No documento, direcionado aos países do G7, G20, Brics e demais nações envolvidas nas negociações conduzidas pela OMS, Lula e Tedros afirmam que é preciso avançar no processo iniciado após a pandemia da covid-19. “O mundo precisa concluir o que começou”, escreveram. Segundo os líderes, o compromisso assumido pela comunidade internacional após a maior crise sanitária do último século ainda não foi plenamente cumprido porque permanece pendente a definição do mecanismo de Acesso a Patógenos e Repartição de Benefícios (PABS), considerado a última etapa necessária para que o acordo entre em vigor.

A carta resgata os impactos humanos da pandemia para defender a necessidade de uma resposta global coordenada: “Estimativas da OMS e de outras instituições apontam que até 20 milhões de vidas foram perdidas”. Lula e Tedros lembram que, diante daquela tragédia, governos de todo o mundo prometeram que a humanidade jamais voltaria a enfrentar uma emergência semelhante sem estar preparada. De acordo com a dupla, “a próxima pandemia não vai nos aguardar”.

O principal impasse das negociações está relacionado às regras para compartilhamento de amostras biológicas e informações genéticas de vírus e outros agentes com potencial pandêmico. A proposta prevê que os países que disponibilizarem rapidamente esses dados tenham garantias de acesso mais justo às vacinas, medicamentos, testes e demais tecnologias desenvolvidas a partir dessas informações. 

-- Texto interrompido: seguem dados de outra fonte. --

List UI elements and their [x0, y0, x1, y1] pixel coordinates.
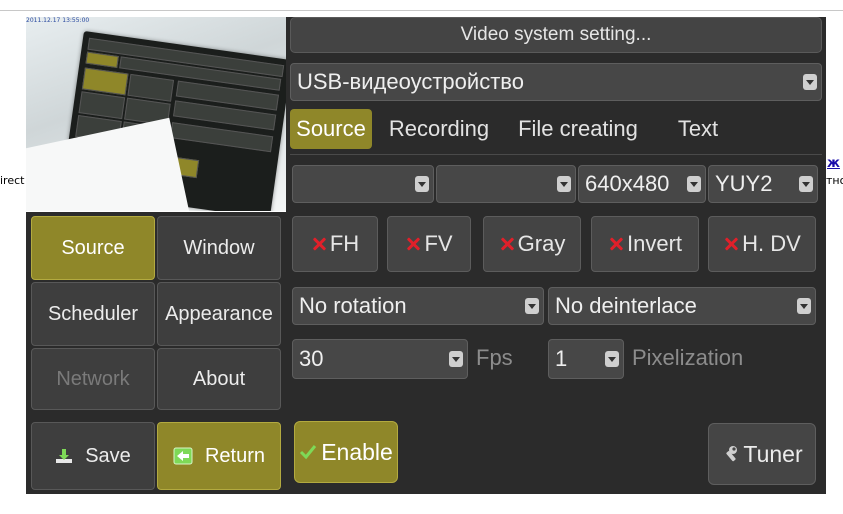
page-link-right[interactable]: ж: [827, 156, 840, 171]
fps-value: 30: [299, 346, 324, 371]
download-icon: [55, 448, 73, 464]
tab-source-label: Source: [296, 116, 366, 141]
save-label: Save: [85, 444, 131, 467]
capture-combo-1[interactable]: [292, 165, 434, 203]
tab-text[interactable]: Text: [664, 109, 732, 149]
checkmark-icon: [299, 444, 317, 460]
toggle-fv-label: FV: [424, 231, 453, 256]
return-button[interactable]: Return: [157, 422, 281, 490]
fps-label: Fps: [476, 345, 513, 370]
main-menu-panel: Source Window Scheduler Appearance Netwo…: [26, 212, 286, 494]
chevron-down-icon: [799, 176, 813, 192]
video-settings-panel: Video system setting... USB-видеоустройс…: [286, 17, 826, 494]
x-mark-icon: [608, 236, 624, 252]
menu-window-button[interactable]: Window: [157, 216, 281, 280]
pixel-format-value: YUY2: [715, 171, 773, 196]
menu-scheduler-label: Scheduler: [47, 302, 139, 325]
toggle-invert-button[interactable]: Invert: [591, 216, 699, 272]
chevron-down-icon: [605, 351, 619, 367]
toggle-invert-label: Invert: [626, 231, 683, 256]
menu-about-button[interactable]: About: [157, 348, 281, 410]
chevron-down-icon: [525, 298, 539, 314]
chevron-down-icon: [449, 351, 463, 367]
capture-combo-2[interactable]: [436, 165, 576, 203]
menu-scheduler-button[interactable]: Scheduler: [31, 282, 155, 346]
x-mark-icon: [499, 236, 515, 252]
pixel-format-select[interactable]: YUY2: [708, 165, 818, 203]
resolution-value: 640x480: [585, 171, 670, 196]
toggle-fh-button[interactable]: FH: [292, 216, 378, 272]
enable-button[interactable]: Enable: [294, 421, 398, 483]
tab-source[interactable]: Source: [290, 109, 372, 149]
tab-file-creating[interactable]: File creating: [508, 109, 648, 149]
chevron-down-icon: [687, 176, 701, 192]
camera-preview: 2011.12.17 13:55:00: [26, 17, 286, 211]
tab-recording-label: Recording: [388, 116, 490, 141]
device-select[interactable]: USB-видеоустройство: [290, 63, 822, 101]
chevron-down-icon: [557, 176, 571, 192]
chevron-down-icon: [797, 298, 811, 314]
chevron-down-icon: [803, 74, 817, 90]
save-button[interactable]: Save: [31, 422, 155, 490]
page-top-rule: [0, 10, 843, 11]
settings-title-bar: Video system setting...: [290, 17, 822, 53]
x-mark-icon: [405, 236, 421, 252]
toggle-fv-button[interactable]: FV: [387, 216, 471, 272]
wrench-icon: [721, 445, 739, 463]
tab-recording[interactable]: Recording: [382, 109, 496, 149]
tab-text-label: Text: [677, 116, 719, 141]
pixelization-value: 1: [555, 346, 568, 371]
page-text-fragment-right: тно: [826, 174, 843, 187]
deinterlace-value: No deinterlace: [555, 293, 697, 318]
x-mark-icon: [723, 236, 739, 252]
preview-timestamp: 2011.12.17 13:55:00: [26, 17, 90, 24]
menu-appearance-button[interactable]: Appearance: [157, 282, 281, 346]
return-label: Return: [204, 444, 266, 467]
x-mark-icon: [311, 236, 327, 252]
fps-select[interactable]: 30: [292, 339, 468, 379]
menu-window-label: Window: [183, 236, 255, 259]
return-arrow-icon: [173, 447, 193, 465]
toggle-gray-button[interactable]: Gray: [483, 216, 581, 272]
menu-network-button: Network: [31, 348, 155, 410]
tuner-button[interactable]: Tuner: [708, 423, 816, 485]
menu-about-label: About: [192, 367, 246, 390]
toggle-fh-label: FH: [329, 231, 360, 256]
toggle-hdv-label: H. DV: [742, 231, 801, 256]
menu-source-label: Source: [61, 236, 125, 259]
deinterlace-select[interactable]: No deinterlace: [548, 287, 816, 325]
enable-label: Enable: [321, 438, 393, 465]
toggle-hdv-button[interactable]: H. DV: [708, 216, 816, 272]
menu-network-label: Network: [56, 367, 130, 390]
tuner-label: Tuner: [743, 440, 803, 467]
rotation-select[interactable]: No rotation: [292, 287, 544, 325]
resolution-select[interactable]: 640x480: [578, 165, 706, 203]
page-text-fragment-left: irect: [0, 174, 25, 187]
chevron-down-icon: [415, 176, 429, 192]
menu-appearance-label: Appearance: [165, 302, 273, 325]
tab-file-creating-label: File creating: [518, 116, 638, 141]
settings-title: Video system setting...: [460, 24, 652, 45]
pixelization-select[interactable]: 1: [548, 339, 624, 379]
menu-source-button[interactable]: Source: [31, 216, 155, 280]
tab-divider: [290, 154, 822, 155]
rotation-value: No rotation: [299, 293, 407, 318]
device-select-value: USB-видеоустройство: [297, 69, 524, 94]
toggle-gray-label: Gray: [517, 231, 566, 256]
pixelization-label: Pixelization: [632, 345, 744, 370]
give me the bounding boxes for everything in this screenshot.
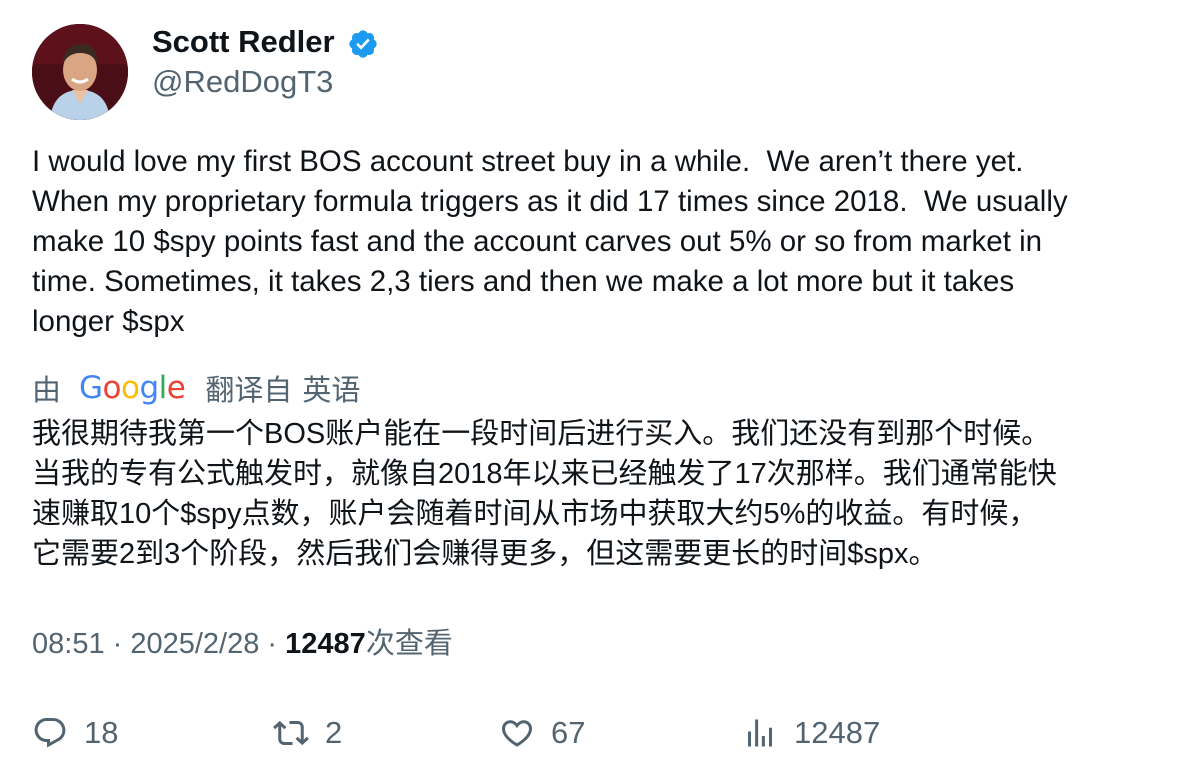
translation-attribution: 由 Google 翻译自 英语 bbox=[32, 366, 360, 410]
translated-text-line: 速赚取10个$spy点数，账户会随着时间从市场中获取大约5%的收益。有时候， bbox=[32, 498, 1038, 530]
tweet-date[interactable]: 2025/2/28 bbox=[130, 628, 259, 660]
profile-photo-icon bbox=[32, 24, 128, 120]
google-logo-icon: Google bbox=[79, 370, 186, 406]
verified-badge-icon bbox=[349, 30, 377, 58]
views-label: 次查看 bbox=[365, 628, 453, 660]
tweet-text-line: time. Sometimes, it takes 2,3 tiers and … bbox=[32, 265, 1015, 298]
translated-from-label: 翻译自 bbox=[205, 375, 293, 407]
retweet-button[interactable]: 2 bbox=[273, 710, 342, 756]
translated-by-label: 由 bbox=[32, 375, 62, 407]
action-bar: 18 2 67 12487 bbox=[32, 710, 1172, 756]
reply-icon bbox=[34, 718, 66, 748]
tweet-text-line: longer $spx bbox=[32, 305, 185, 338]
like-button[interactable]: 67 bbox=[499, 710, 585, 756]
views-count-action: 12487 bbox=[794, 715, 881, 750]
translated-text: 我很期待我第一个BOS账户能在一段时间后进行买入。我们还没有到那个时候。 当我的… bbox=[32, 414, 1182, 574]
like-count: 67 bbox=[551, 715, 586, 750]
views-count: 12487 bbox=[285, 628, 366, 660]
retweet-icon bbox=[273, 720, 309, 746]
views-button[interactable]: 12487 bbox=[742, 710, 880, 756]
retweet-count: 2 bbox=[325, 715, 343, 750]
tweet-time[interactable]: 08:51 bbox=[32, 628, 105, 660]
tweet-text-line: When my proprietary formula triggers as … bbox=[32, 185, 1068, 218]
user-handle[interactable]: @RedDogT3 bbox=[152, 62, 333, 102]
reply-count: 18 bbox=[84, 715, 119, 750]
translated-text-line: 当我的专有公式触发时，就像自2018年以来已经触发了17次那样。我们通常能快 bbox=[32, 458, 1057, 490]
tweet-text-line: make 10 $spy points fast and the account… bbox=[32, 225, 1043, 258]
meta-separator: · bbox=[259, 628, 286, 660]
tweet-text: I would love my first BOS account street… bbox=[32, 142, 1172, 342]
meta-separator: · bbox=[104, 628, 131, 660]
tweet-text-line: I would love my first BOS account street… bbox=[32, 145, 1024, 178]
heart-icon bbox=[501, 720, 533, 747]
source-language: 英语 bbox=[302, 375, 361, 407]
avatar[interactable] bbox=[32, 24, 128, 120]
display-name[interactable]: Scott Redler bbox=[152, 22, 335, 62]
analytics-icon bbox=[748, 719, 772, 747]
reply-button[interactable]: 18 bbox=[32, 710, 118, 756]
translated-text-line: 我很期待我第一个BOS账户能在一段时间后进行买入。我们还没有到那个时候。 bbox=[32, 418, 1051, 450]
tweet-meta: 08:51 · 2025/2/28 · 12487次查看 bbox=[32, 624, 453, 664]
tweet-card: Scott Redler @RedDogT3 I would love my f… bbox=[0, 0, 1196, 778]
translated-text-line: 它需要2到3个阶段，然后我们会赚得更多，但这需要更长的时间$spx。 bbox=[32, 538, 938, 570]
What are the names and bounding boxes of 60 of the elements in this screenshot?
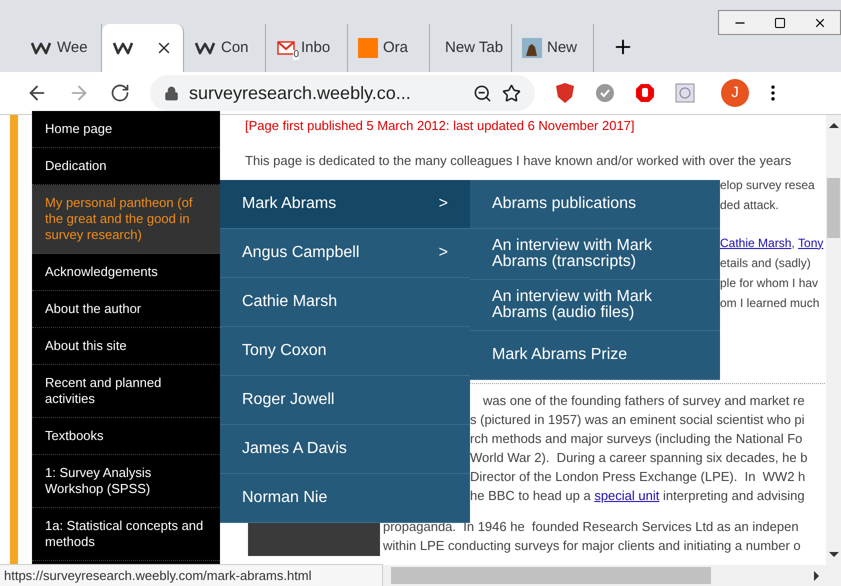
shield-icon[interactable] xyxy=(555,82,575,104)
unread-count: 0 xyxy=(293,50,299,60)
menu-item[interactable]: Mark Abrams > xyxy=(220,180,470,229)
restore-icon[interactable] xyxy=(774,16,786,28)
body-text: ple for whom I hav xyxy=(720,274,818,292)
body-text: ded attack. xyxy=(720,196,779,214)
tab-title: Con xyxy=(221,38,249,58)
dog-picture-icon xyxy=(522,38,542,58)
sidebar-item[interactable]: My personal pantheon (of the great and the good in survey research) xyxy=(32,185,220,254)
menu-item[interactable]: Roger Jowell xyxy=(220,376,470,425)
body-text: rch methods and major surveys (including the National Fo xyxy=(470,430,802,448)
scroll-right-icon[interactable] xyxy=(814,570,819,580)
scroll-thumb[interactable] xyxy=(391,567,711,584)
menu-item[interactable]: An interview with Mark Abrams (audio files) xyxy=(470,280,720,331)
extension-icon[interactable] xyxy=(675,83,695,103)
tab-title: Inbo xyxy=(301,38,330,58)
body-text: elop survey resea xyxy=(720,176,815,194)
menu-item[interactable]: Mark Abrams Prize xyxy=(470,331,720,380)
body-text: s (pictured in 1957) was an eminent social scientist who pi xyxy=(470,411,805,430)
text-link[interactable]: Cathie Marsh xyxy=(720,234,792,252)
square-logo-icon xyxy=(358,38,378,58)
menu-item[interactable]: An interview with Mark Abrams (transcripts) xyxy=(470,229,720,280)
stop-hand-icon[interactable] xyxy=(635,83,655,103)
scroll-down-icon[interactable] xyxy=(828,552,838,557)
profile-avatar[interactable]: J xyxy=(721,79,749,107)
tab-title: Ora xyxy=(383,38,408,58)
scroll-up-icon[interactable] xyxy=(828,123,838,128)
body-text: interpreting and advising xyxy=(662,487,805,506)
body-text: within LPE conducting surveys for major clients and initiating a number o xyxy=(383,537,801,556)
status-bar: https://surveyresearch.weebly.com/mark-abrams.html xyxy=(0,564,383,586)
url-text: surveyresearch.weebly.co... xyxy=(189,82,411,105)
body-text: World War 2). During a career spanning six decades, he b xyxy=(470,449,808,468)
tab-title: New xyxy=(547,38,578,58)
body-text: om I learned much xyxy=(720,294,820,312)
address-bar[interactable]: surveyresearch.weebly.co... xyxy=(150,75,535,111)
body-text: Director of the London Press Exchange (LPE). In WW2 h xyxy=(470,468,806,486)
lock-icon xyxy=(164,86,179,100)
sidebar-item[interactable]: Home page xyxy=(32,111,220,148)
body-text: he BBC to head up a xyxy=(470,487,592,506)
intro-text: This page is dedicated to the many colleagues I have known and/or worked with over the years xyxy=(245,152,792,170)
tab-title: Wee xyxy=(57,38,88,58)
menu-item[interactable]: Norman Nie xyxy=(220,474,470,523)
body-text: was one of the founding fathers of survey and market re xyxy=(483,392,805,410)
body-text: etails and (sadly) xyxy=(720,254,811,272)
menu-item[interactable]: James A Davis xyxy=(220,425,470,474)
scroll-thumb[interactable] xyxy=(827,178,840,238)
w-logo-icon xyxy=(112,40,134,56)
browser-tab[interactable] xyxy=(102,24,184,72)
w-logo-icon xyxy=(30,40,52,56)
tab-title: New Tab xyxy=(445,38,504,58)
text-link[interactable]: Tony xyxy=(798,234,824,252)
text-link[interactable]: special unit xyxy=(594,486,660,506)
zoom-out-icon[interactable] xyxy=(473,84,492,102)
body-text: , xyxy=(791,234,796,252)
menu-item[interactable]: Abrams publications xyxy=(470,180,720,229)
bookmark-icon[interactable] xyxy=(502,84,521,102)
date-line: [Page first published 5 March 2012: last updated 6 November 2017] xyxy=(245,117,635,135)
w-logo-icon xyxy=(194,40,216,56)
check-circle-icon[interactable] xyxy=(595,83,615,103)
reload-icon[interactable] xyxy=(110,83,130,103)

“Trata-se da peça final não apenas do Acordo sobre Pandemias, mas de tudo o que a OMS e seus Estados-membros construíram a partir das lições deixadas pela covid-19”, afirma a carta.

Lula e Tedros reconhecem que as negociações envolvem temas complexos, especialmente sobre a distribuição dos benefícios gerados pelo compartilhamento de patógenos. Ainda assim, defendem maior envolvimento político dos chefes de Estado para superar os entraves. “As questões pendentes não serão resolvidas apenas por esforços técnicos”, alertam.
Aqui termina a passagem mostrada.